Selain rudal SUBROK, persenjataan kapal selam nuklir Amerika termasuk torpedo anti-kapal selam dengan hulu ledak nuklir Mk. 45 ASTOR (Bahasa Inggris Anti-Submarine Torpedo - Anti-kapal selam torpedo). Pekerjaan pada torpedo "atom" dilakukan dari tahun 1960 hingga 1964. Angkatan pertama Mk. 45 memasuki gudang senjata angkatan laut pada awal 1965. Secara total, sekitar 600 torpedo diproduksi.
Torpedo Mk. 45 memiliki kaliber 483 mm, panjang 5,77 m dan massa 1090 kg. Itu hanya dilengkapi dengan hulu ledak nuklir 11 kt W34 - sama dengan muatan kedalaman Mk.101 Lulu. Torpedo anti-kapal selam Astor tidak memiliki homing; setelah keluar dari tabung torpedo, semua manuvernya dikendalikan oleh operator pemandu dari kapal selam. Perintah kontrol ditransmisikan melalui kabel, dan ledakan hulu ledak nuklir juga dilakukan dari jarak jauh. Jangkauan maksimum torpedo adalah 13 km dan dibatasi oleh panjang kabel. Selain itu, setelah peluncuran torpedo yang dikendalikan dari jarak jauh, kapal selam Amerika terkendala dalam manuver, karena harus memperhitungkan kemungkinan putusnya kabel.
Saat membuat atom Mk. 45 menggunakan lambung dan sistem propulsi listrik dari Mk. 37. Menimbang bahwa Mk. 45 lebih berat, kecepatan maksimumnya tidak melebihi 25 knot, yang tidak cukup untuk menargetkan kapal selam nuklir Soviet berkecepatan tinggi.

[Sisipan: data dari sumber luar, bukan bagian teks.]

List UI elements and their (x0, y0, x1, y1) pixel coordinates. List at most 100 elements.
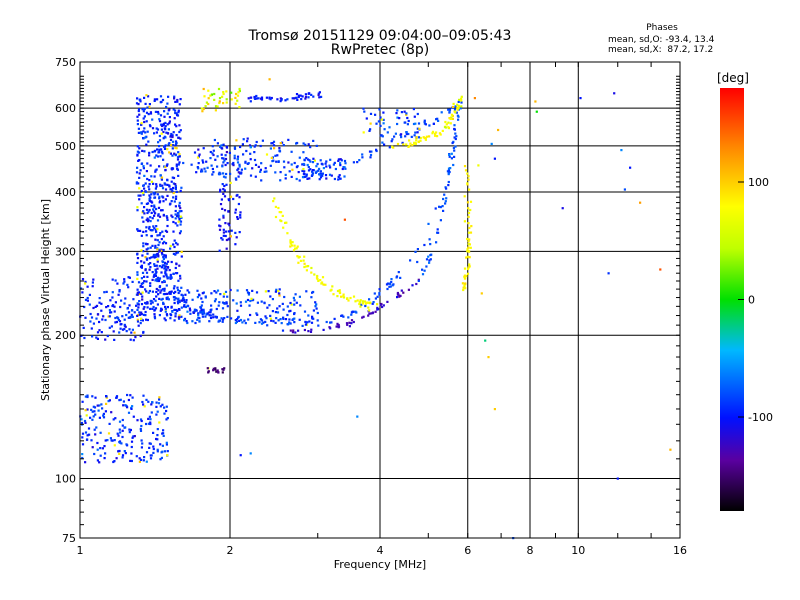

Saya harus mengatakan bahwa kapal selam Amerika sangat waspada terhadap senjata ini. Karena daya hulu ledak nuklir W34 yang relatif tinggi saat menembakkan Mk. 45 ada kemungkinan besar untuk meluncurkan perahu Anda sendiri ke dasar. Bahkan ada lelucon suram di antara awak kapal selam Amerika bahwa kemungkinan menenggelamkan kapal oleh torpedo adalah 2, karena kapal musuh dan kapal mereka sendiri dihancurkan. Pada tahun 1976, Mk. 45 dihapus dari layanan, menggantikan Mk. 48 dengan hulu ledak konvensional.